Nuclear Physics in Astrophysics VIII

A unique mechanism to account for well known peculiarities of AGB star nucleosynthesis

22 Jun 2017, 09:50

20m

Aula magna (Dipartimento di Fisica e Astronomia)

Oral Stellar evolution and nucleosynthesis Stellar models

Speaker

Sara Palmerini (PG)

Description

We present here the application of a model for a mass circulation mechanism in between radia- tive layers and the base of the convective envelope of low mass AGB stars, aimed at studying peculiar aspects of their nucleosynthesis.
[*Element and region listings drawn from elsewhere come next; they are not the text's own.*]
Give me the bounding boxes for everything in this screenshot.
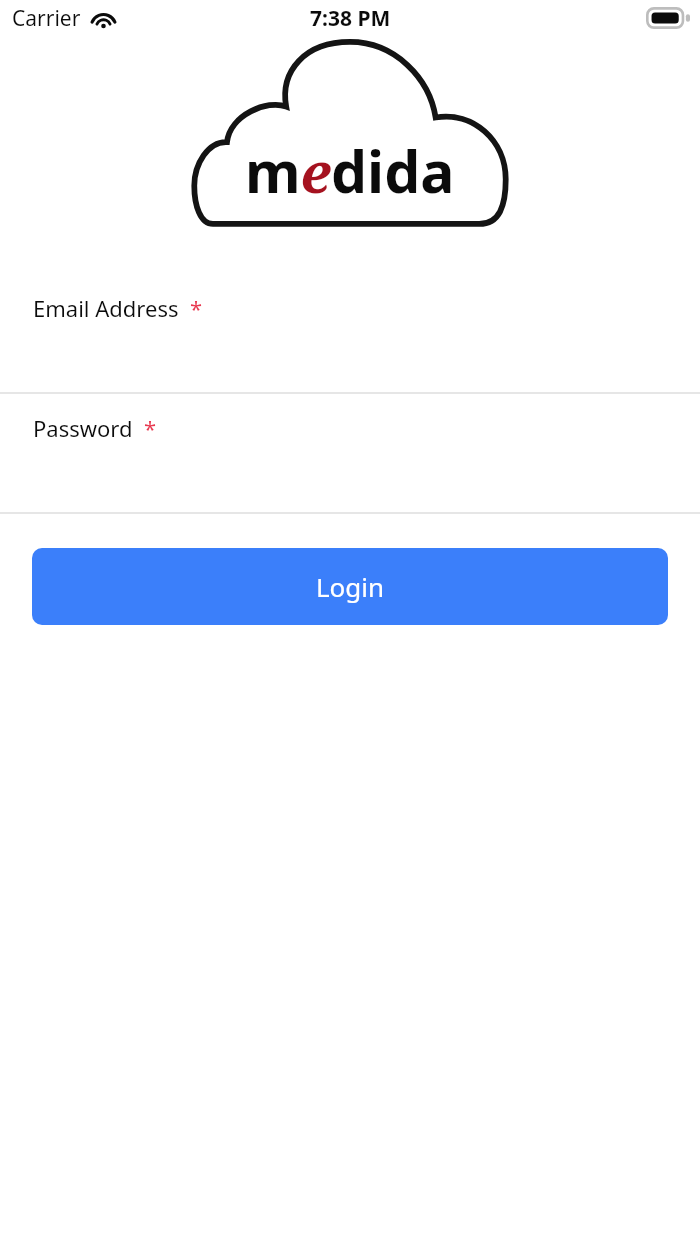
button[interactable]: Login [32, 548, 668, 625]
staticText: Login [316, 569, 385, 604]
other: Battery full [646, 7, 690, 29]
staticText: medida [245, 132, 455, 210]
staticText: Email Address * [33, 293, 203, 323]
button[interactable]: Email Address * [0, 274, 700, 392]
staticText: 7:38 PM [310, 4, 391, 33]
staticText: Carrier [12, 4, 81, 33]
other: Wi-Fi signal [90, 8, 117, 29]
button[interactable]: Password * [0, 394, 700, 512]
staticText: Password * [33, 413, 157, 443]
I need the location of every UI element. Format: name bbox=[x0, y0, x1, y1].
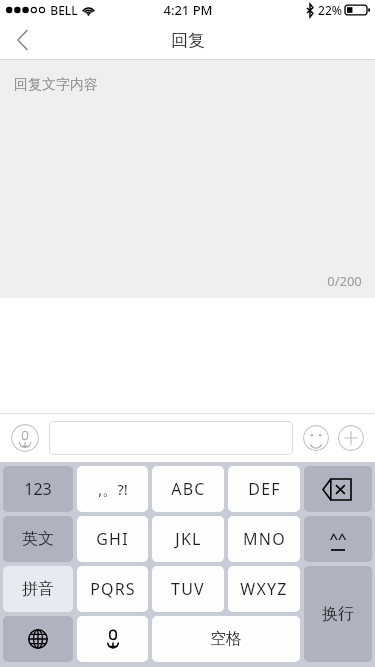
button[interactable]: GHI bbox=[77, 516, 148, 562]
staticText: ABC bbox=[171, 478, 206, 500]
button[interactable]: Voice input bbox=[11, 424, 39, 452]
button[interactable]: Switch language bbox=[3, 616, 73, 662]
button[interactable]: DEF bbox=[228, 466, 300, 512]
staticText: BELL bbox=[50, 2, 78, 18]
button[interactable]: WXYZ bbox=[228, 566, 300, 612]
button[interactable]: TUV bbox=[152, 566, 224, 612]
other: Delete bbox=[323, 479, 353, 500]
staticText: 拼音 bbox=[22, 579, 54, 599]
button[interactable]: 空格 bbox=[152, 616, 300, 662]
button[interactable]: More bbox=[338, 425, 364, 451]
staticText: DEF bbox=[248, 478, 281, 500]
staticText: MNO bbox=[243, 528, 286, 550]
staticText: 回复 bbox=[171, 30, 205, 51]
staticText: 换行 bbox=[322, 604, 354, 624]
staticText: GHI bbox=[96, 528, 129, 550]
staticText: 123 bbox=[24, 478, 52, 500]
button[interactable]: PQRS bbox=[77, 566, 148, 612]
button[interactable]: 拼音 bbox=[3, 566, 73, 612]
button[interactable]: JKL bbox=[152, 516, 224, 562]
other: Voice bbox=[106, 628, 120, 650]
button[interactable]: ,。?! bbox=[77, 466, 148, 512]
button[interactable]: Delete bbox=[304, 466, 372, 512]
button[interactable]: 123 bbox=[3, 466, 73, 512]
staticText: PQRS bbox=[90, 578, 136, 600]
other: Switch language bbox=[28, 629, 48, 649]
staticText: 空格 bbox=[210, 629, 242, 649]
staticText: ^^ bbox=[329, 528, 347, 548]
button[interactable]: 换行 bbox=[304, 566, 372, 662]
staticText: 4:21 PM bbox=[163, 1, 213, 19]
button[interactable]: MNO bbox=[228, 516, 300, 562]
button[interactable]: 回复文字内容 bbox=[0, 60, 375, 298]
staticText: TUV bbox=[171, 578, 205, 600]
button[interactable]: ^^ bbox=[304, 516, 372, 562]
staticText: 回复文字内容 bbox=[14, 76, 98, 94]
button[interactable]: 英文 bbox=[3, 516, 73, 562]
staticText: 英文 bbox=[22, 529, 54, 549]
button[interactable] bbox=[49, 421, 293, 455]
button[interactable]: Voice bbox=[77, 616, 148, 662]
staticText: JKL bbox=[175, 528, 202, 550]
button[interactable]: Emoji bbox=[303, 425, 329, 451]
staticText: WXYZ bbox=[240, 578, 288, 600]
staticText: ,。?! bbox=[98, 479, 128, 499]
button[interactable]: Back bbox=[0, 20, 44, 60]
staticText: 22% bbox=[318, 2, 342, 18]
staticText: 0/200 bbox=[327, 272, 362, 290]
button[interactable]: ABC bbox=[152, 466, 224, 512]
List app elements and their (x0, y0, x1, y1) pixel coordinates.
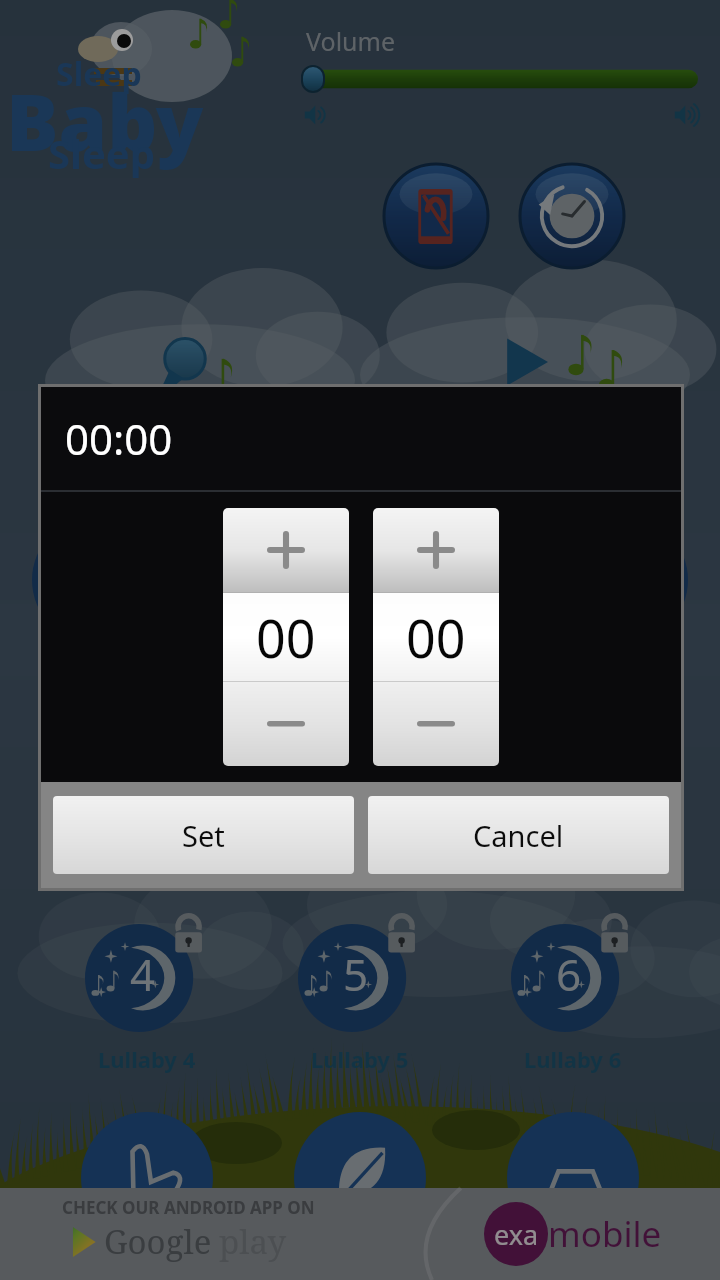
staticText: Cancel (473, 816, 564, 855)
button[interactable]: 00 (223, 593, 349, 681)
staticText: Set (182, 816, 225, 855)
button[interactable]: 6 (507, 912, 639, 1044)
button[interactable]: Silent mode (384, 164, 488, 268)
button[interactable]: Cancel (368, 796, 669, 874)
staticText: exa (494, 1216, 539, 1253)
button[interactable]: 00 (373, 593, 499, 681)
button[interactable]: 5 (294, 912, 426, 1044)
staticText: CHECK OUR ANDROID APP ON (62, 1196, 315, 1219)
button[interactable]: Volume down (300, 98, 334, 132)
button[interactable]: Volume up (670, 98, 704, 132)
staticText: mobile (548, 1210, 662, 1258)
button[interactable]: Leaf (294, 1112, 426, 1244)
button[interactable]: Timer (520, 164, 624, 268)
staticText: Sleep (56, 52, 142, 96)
staticText: 5 (343, 944, 369, 1004)
button[interactable]: 4 (81, 912, 213, 1044)
staticText: Volume (306, 24, 396, 58)
button[interactable] (560, 516, 688, 644)
staticText: Heart beat (565, 652, 684, 682)
button[interactable]: CHECK OUR ANDROID APP ON (0, 1188, 720, 1280)
staticText: Lullaby 4 (98, 1044, 196, 1074)
staticText: 6 (556, 944, 582, 1004)
button[interactable]: Bed (507, 1112, 639, 1244)
staticText: play (219, 1219, 287, 1264)
button[interactable] (32, 516, 160, 644)
staticText: Sleep (48, 126, 155, 180)
button[interactable]: Decrement (373, 682, 499, 766)
button[interactable]: Hand (81, 1112, 213, 1244)
staticText: Google (104, 1219, 212, 1264)
button[interactable] (300, 66, 704, 92)
staticText: 00:00 (65, 410, 173, 467)
staticText: 4 (130, 944, 156, 1004)
staticText: 00 (256, 602, 316, 673)
staticText: 00 (406, 602, 466, 673)
staticText: Lullaby 5 (311, 1044, 409, 1074)
button[interactable]: Decrement (223, 682, 349, 766)
button[interactable]: Increment (373, 508, 499, 592)
button[interactable]: Increment (223, 508, 349, 592)
staticText: Baby (6, 68, 204, 174)
button[interactable]: Set (53, 796, 354, 874)
staticText: Lullaby 6 (524, 1044, 622, 1074)
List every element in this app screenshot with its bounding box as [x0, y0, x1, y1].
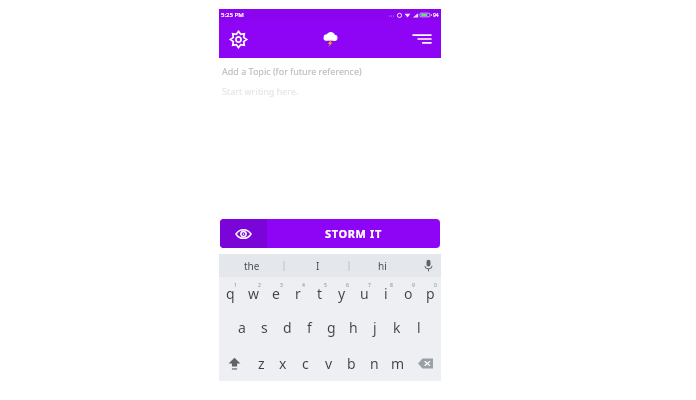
staticText: r [295, 284, 301, 303]
staticText: 2 [258, 282, 261, 289]
button[interactable]: i [375, 277, 397, 309]
button[interactable]: Storm [315, 24, 345, 54]
staticText: the [244, 259, 260, 273]
button[interactable]: Settings [223, 24, 253, 54]
button[interactable]: c [294, 345, 317, 381]
staticText: k [393, 318, 401, 337]
button[interactable]: n [363, 345, 386, 381]
button[interactable]: d [276, 309, 298, 345]
button[interactable]: x [272, 345, 294, 381]
button[interactable]: hi [350, 254, 415, 277]
button[interactable]: t [309, 277, 331, 309]
button[interactable]: Voice input [415, 254, 441, 277]
button[interactable]: Start writing here. [222, 85, 299, 97]
button[interactable]: I [285, 254, 350, 277]
staticText: t [317, 284, 323, 303]
staticText: n [370, 354, 379, 373]
staticText: x [279, 354, 287, 373]
button[interactable]: f [298, 309, 320, 345]
button[interactable]: Shift [219, 345, 250, 381]
staticText: 1 [234, 282, 237, 289]
staticText: e [272, 284, 280, 303]
staticText: 7 [368, 282, 371, 289]
staticText: 8 [390, 282, 393, 289]
staticText: 3 [280, 282, 283, 289]
button[interactable]: the [219, 254, 285, 277]
button[interactable]: a [230, 309, 253, 345]
button[interactable]: m [386, 345, 409, 381]
staticText: p [426, 284, 435, 303]
staticText: 6 [346, 282, 349, 289]
button[interactable]: y [331, 277, 353, 309]
button[interactable]: s [253, 309, 276, 345]
staticText: c [302, 354, 309, 373]
button[interactable]: j [364, 309, 386, 345]
staticText: z [258, 354, 265, 373]
staticText: h [349, 318, 358, 337]
button[interactable]: Add a Topic (for future reference) [222, 65, 362, 77]
button[interactable]: STORM IT [220, 219, 440, 248]
staticText: m [391, 354, 405, 373]
staticText: w [248, 284, 260, 303]
staticText: 0 [434, 282, 437, 289]
staticText: q [226, 284, 235, 303]
staticText: o [404, 284, 413, 303]
button[interactable]: r [287, 277, 309, 309]
staticText: d [283, 318, 292, 337]
staticText: I [316, 259, 320, 273]
button[interactable]: g [320, 309, 342, 345]
button[interactable]: Backspace [409, 345, 441, 381]
button[interactable]: z [250, 345, 272, 381]
staticText: v [325, 354, 333, 373]
staticText: 5 [324, 282, 327, 289]
staticText: u [360, 284, 369, 303]
staticText: g [327, 318, 336, 337]
button[interactable]: Menu [407, 24, 437, 54]
button[interactable]: u [353, 277, 375, 309]
button[interactable]: o [397, 277, 419, 309]
button[interactable]: l [408, 309, 430, 345]
button[interactable]: w [242, 277, 265, 309]
staticText: a [238, 318, 246, 337]
button[interactable]: q [219, 277, 242, 309]
staticText: 5:25 PM [221, 11, 244, 19]
staticText: hi [378, 259, 387, 273]
button[interactable]: b [340, 345, 363, 381]
staticText: 4 [302, 282, 305, 289]
button[interactable]: e [265, 277, 287, 309]
staticText: f [307, 318, 312, 337]
staticText: STORM IT [325, 226, 382, 241]
staticText: 94 [433, 12, 439, 19]
staticText: j [373, 318, 377, 337]
staticText: 9 [412, 282, 415, 289]
staticText: b [347, 354, 356, 373]
button[interactable]: p [419, 277, 441, 309]
staticText: y [338, 284, 346, 303]
button[interactable]: v [317, 345, 340, 381]
button[interactable]: h [342, 309, 364, 345]
staticText: s [261, 318, 268, 337]
staticText: i [384, 284, 388, 303]
staticText: l [417, 318, 421, 337]
button[interactable]: k [386, 309, 408, 345]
Until recently the observational evidence that s-process elements from Sr to Pb are produced by stars ascending the second giant branch could not be explained by self-consistent models, forcing researchers to extensive parameterizations. The cru- cial point is to understand how protons can be injected from the envelope into the He-rich layers, yielding the formation of 13C and then the activation of the 13C(α,n)16O reaction. On the other hand, a mass circulation mechanism in between the H-burning shell and the convective envelope is belived to account for the peculiar abundances of light nuclei (from 3He to 26Mg) observed in low mass AGB stars [1]. Also in this case, despite more than twenty years of studies, we still have not achieved a final statement on the physical process responsible for the mass transportation. The mixing scheme we present is based on a previously suggested magnetic-buoyancy process [2]. We show the ”magnetic” mass transport to account adequately for both the formation of the main neutron source for s-processing in low mass AGBs [3] and the peculiar abundances of light nuclei observed in these stars. In particular our analysis results are focused on addressing the constrains to AGB nucleosynthesis coming from the isotopic composition of presolar grains recovered in meteorites [4,5]. We find that (i) n-captures driven by the magnetically-induced mixing can account for the isotopic abundance ratios of s-elements recorded in presolar SiC grains as well as (ii) the most extreme levels of 18O depletion and high concentration of 26Mg (from the decay of 26Al) shown by corundum (Al2O3) grains. [1] G. J.Wasserburg, A. I. Boothroyd, I.-J. Sackmann, ApJ 447 L37 (1995); [2] M. C. Nucci & M. Busso ApJ, 787 141 (2014); [3] O. Trippella, M. Busso, S. Palmerini, et. al., ApJ 818 125 (2016); [4] S. Palmerini, O. Trippella, M. Busso, MNRAS, in press (2017); [4] S. Palmerini, O. Trippella, M. Busso, et al. GCA, submitted.